A titre personnel je pense qu’une émanation du Conseil d’Etat et de la Cour de Cassation, donc de ceux-là même au sein de la justice administrative et la justice judiciaire qui doivent appliquer les loi serait plus sereine pour le contrôle de constitutionnalité, pourquoi pas par tirage au sort parmi les hauts magistrats de l’ordre administratif et de l’ordre judiciaire…
Enfin Christian Eckert soulève la question des carences de l’Union européenne. Les questions qui viennent à l’esprit sont:
- qui a entériné en 2014 le président de la commission et les commissaires actuels ?
- qui a maintenu en 2018 le président de la commission et les commissaires actuels après l’affaire Selmayr ?
- qui a voté des textes dont la mise en oeuvre est controversée en France : directive secret des affaires, concurrence du rail… ?
Il est peu probable qu’Emmanuel Macron obtienne des avancées car les intérêts sont trop divergents entre l’Allemagne et les autres pays membres de la zone Euro, entre les Pays du Nord et les Pays du Sud de l’Europe, entre les pays de l’Ouest et es pays de l’Est de l’Europe.
Emmanuel Macron pratique la théorie des jeux pour avancer ses réformes foncièrement libérales qui émeuvent aujourd’hui des économistes qui avaient été à ses côtés : Philippe Aghion, Philippe Martin et Jean Pisani-Ferry déplorent ainsi « l’image d’un pouvoir indifférent à la question sociale ».
Son élection brillante face à la nullité des partis de gouvernement, d’où sont toutefois issus des arrivistes aux dents longues de son entourage, et la réussite de son mandat postulaient que la réforme de l’Union Européenne dont il s’est présenté en héraut se ferait, ce qui est largement compromis par les votes récents dans des pays membres et par le constat des intérêts divergents croissants.

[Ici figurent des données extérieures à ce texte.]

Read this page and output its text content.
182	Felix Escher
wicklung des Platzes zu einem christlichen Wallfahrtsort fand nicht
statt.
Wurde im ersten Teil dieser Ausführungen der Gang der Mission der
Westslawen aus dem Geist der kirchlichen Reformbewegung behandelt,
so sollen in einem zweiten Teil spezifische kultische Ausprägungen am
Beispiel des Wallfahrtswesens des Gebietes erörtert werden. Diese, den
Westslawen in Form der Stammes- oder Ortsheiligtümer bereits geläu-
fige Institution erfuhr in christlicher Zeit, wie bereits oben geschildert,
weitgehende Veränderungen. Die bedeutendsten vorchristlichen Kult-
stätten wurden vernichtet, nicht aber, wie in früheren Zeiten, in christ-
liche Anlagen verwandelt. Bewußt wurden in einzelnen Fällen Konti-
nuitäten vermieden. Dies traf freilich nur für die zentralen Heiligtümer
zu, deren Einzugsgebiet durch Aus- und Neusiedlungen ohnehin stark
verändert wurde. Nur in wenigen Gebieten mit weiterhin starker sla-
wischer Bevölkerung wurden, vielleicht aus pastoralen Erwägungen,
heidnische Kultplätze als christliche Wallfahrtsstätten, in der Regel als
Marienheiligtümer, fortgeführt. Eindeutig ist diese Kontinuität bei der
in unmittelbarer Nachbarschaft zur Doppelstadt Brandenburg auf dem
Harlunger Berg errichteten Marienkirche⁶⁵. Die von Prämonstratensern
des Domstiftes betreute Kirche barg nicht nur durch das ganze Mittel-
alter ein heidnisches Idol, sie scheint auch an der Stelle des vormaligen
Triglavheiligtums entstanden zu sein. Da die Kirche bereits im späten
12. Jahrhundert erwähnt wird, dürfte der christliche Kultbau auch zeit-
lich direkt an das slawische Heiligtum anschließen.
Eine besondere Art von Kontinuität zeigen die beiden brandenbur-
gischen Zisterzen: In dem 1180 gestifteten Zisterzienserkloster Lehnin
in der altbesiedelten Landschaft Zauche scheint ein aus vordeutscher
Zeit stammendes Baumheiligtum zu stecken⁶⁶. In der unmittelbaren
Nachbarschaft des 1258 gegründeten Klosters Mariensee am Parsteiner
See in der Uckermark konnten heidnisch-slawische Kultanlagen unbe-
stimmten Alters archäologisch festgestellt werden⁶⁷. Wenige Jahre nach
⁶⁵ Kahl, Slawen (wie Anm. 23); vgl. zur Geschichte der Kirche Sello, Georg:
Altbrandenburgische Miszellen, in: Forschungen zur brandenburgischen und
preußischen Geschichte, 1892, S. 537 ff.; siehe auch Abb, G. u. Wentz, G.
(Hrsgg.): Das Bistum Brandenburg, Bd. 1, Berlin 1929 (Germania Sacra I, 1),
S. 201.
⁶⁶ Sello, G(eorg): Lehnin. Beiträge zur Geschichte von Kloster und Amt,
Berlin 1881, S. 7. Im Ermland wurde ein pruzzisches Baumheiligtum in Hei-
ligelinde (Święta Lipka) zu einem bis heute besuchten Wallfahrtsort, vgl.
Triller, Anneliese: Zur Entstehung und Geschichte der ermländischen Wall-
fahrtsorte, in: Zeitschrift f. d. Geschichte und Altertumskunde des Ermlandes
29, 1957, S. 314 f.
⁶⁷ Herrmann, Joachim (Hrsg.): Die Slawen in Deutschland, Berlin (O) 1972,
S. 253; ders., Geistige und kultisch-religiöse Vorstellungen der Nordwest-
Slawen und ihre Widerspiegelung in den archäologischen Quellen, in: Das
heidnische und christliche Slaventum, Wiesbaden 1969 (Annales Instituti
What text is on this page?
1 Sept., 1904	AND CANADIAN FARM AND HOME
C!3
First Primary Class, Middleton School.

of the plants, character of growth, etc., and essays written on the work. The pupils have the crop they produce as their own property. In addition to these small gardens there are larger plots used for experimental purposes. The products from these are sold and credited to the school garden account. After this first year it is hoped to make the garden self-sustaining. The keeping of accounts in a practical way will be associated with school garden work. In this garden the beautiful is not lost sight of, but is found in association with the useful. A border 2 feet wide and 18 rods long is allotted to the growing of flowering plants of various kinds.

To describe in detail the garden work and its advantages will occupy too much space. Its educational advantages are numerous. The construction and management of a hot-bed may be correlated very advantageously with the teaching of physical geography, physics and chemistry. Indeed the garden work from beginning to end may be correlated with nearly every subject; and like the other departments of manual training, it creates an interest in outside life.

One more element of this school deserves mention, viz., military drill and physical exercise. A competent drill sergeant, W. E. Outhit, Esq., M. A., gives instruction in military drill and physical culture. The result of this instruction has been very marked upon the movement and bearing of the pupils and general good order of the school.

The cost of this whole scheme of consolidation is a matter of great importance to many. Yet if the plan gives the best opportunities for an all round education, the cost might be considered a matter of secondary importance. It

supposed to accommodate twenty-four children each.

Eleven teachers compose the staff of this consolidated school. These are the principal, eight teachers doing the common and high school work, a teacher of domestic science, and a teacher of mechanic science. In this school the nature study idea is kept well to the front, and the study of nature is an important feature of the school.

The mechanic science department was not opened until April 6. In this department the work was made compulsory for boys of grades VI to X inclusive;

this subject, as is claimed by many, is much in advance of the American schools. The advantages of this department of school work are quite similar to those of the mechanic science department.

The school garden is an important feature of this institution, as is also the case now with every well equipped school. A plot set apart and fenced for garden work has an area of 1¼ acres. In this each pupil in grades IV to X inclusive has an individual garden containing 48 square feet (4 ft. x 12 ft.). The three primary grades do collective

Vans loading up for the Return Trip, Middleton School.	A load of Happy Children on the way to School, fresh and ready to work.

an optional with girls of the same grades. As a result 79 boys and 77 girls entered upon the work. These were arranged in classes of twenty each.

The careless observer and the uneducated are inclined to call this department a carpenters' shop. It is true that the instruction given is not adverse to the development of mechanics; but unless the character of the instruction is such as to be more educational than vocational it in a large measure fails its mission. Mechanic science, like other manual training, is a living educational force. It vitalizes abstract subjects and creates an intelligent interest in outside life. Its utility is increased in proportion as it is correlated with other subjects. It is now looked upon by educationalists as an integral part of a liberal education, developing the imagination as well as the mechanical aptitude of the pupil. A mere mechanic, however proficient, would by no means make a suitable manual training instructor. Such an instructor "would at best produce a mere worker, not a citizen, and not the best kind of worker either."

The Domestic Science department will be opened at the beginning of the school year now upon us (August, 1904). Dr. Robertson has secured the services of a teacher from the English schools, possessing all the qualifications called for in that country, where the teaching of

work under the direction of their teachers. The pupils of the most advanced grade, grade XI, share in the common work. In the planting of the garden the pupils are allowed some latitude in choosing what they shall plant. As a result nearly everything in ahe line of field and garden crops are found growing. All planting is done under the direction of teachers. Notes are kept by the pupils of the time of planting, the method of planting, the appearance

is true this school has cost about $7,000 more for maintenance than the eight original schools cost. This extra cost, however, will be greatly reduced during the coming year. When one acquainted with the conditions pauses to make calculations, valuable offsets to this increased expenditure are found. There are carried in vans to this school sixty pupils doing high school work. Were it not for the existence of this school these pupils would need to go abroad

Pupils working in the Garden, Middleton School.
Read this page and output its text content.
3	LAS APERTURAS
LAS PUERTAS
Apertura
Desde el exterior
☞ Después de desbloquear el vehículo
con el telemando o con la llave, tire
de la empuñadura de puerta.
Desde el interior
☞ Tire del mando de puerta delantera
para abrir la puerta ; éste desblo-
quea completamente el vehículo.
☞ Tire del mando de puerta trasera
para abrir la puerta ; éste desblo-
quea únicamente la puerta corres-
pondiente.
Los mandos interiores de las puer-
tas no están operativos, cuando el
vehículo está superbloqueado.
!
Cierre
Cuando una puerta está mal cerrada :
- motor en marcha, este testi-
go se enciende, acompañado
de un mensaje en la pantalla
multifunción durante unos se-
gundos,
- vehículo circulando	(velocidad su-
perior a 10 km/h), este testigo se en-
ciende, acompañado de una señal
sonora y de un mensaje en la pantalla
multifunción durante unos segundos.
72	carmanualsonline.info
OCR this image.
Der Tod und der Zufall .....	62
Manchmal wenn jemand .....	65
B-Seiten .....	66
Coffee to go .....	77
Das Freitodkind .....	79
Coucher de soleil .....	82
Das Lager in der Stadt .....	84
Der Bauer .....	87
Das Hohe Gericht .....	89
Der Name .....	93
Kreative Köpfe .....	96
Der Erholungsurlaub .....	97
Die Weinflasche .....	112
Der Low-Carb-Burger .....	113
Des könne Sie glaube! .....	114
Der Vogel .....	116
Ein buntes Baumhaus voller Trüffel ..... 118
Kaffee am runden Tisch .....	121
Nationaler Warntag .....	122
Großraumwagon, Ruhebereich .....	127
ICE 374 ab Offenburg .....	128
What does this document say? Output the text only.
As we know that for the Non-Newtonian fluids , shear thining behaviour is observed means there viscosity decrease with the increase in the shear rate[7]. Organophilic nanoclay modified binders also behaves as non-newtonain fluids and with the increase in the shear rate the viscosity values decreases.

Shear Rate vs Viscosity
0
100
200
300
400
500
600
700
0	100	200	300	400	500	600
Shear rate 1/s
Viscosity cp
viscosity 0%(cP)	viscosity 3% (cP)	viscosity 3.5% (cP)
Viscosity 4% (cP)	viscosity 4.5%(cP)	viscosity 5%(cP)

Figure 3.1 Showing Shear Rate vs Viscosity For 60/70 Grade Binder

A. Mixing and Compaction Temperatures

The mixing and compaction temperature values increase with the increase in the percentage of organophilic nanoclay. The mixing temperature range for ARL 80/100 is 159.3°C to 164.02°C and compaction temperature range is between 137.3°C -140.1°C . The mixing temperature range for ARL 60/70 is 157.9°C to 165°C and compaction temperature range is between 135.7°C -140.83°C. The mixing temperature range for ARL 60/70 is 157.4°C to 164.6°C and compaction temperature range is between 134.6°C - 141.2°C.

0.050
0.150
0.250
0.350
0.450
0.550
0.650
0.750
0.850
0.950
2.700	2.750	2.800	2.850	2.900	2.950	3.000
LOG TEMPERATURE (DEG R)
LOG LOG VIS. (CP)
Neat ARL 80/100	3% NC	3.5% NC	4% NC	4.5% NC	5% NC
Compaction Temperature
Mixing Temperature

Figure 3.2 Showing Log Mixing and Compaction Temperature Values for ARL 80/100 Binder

Il est sans doute imprudent de sa part d’humilier les Français (ceux qui ne sont rien, fainéants, illettrées…) qui auront toutes les raisons de vouloir essayer les idées des populistes lors des prochaines élections d’autant qu’il ne pourra plus compter sur nombre de marcheurs de terrain, petites mains déçues, et que PS comme LR ne pourront être une alternative.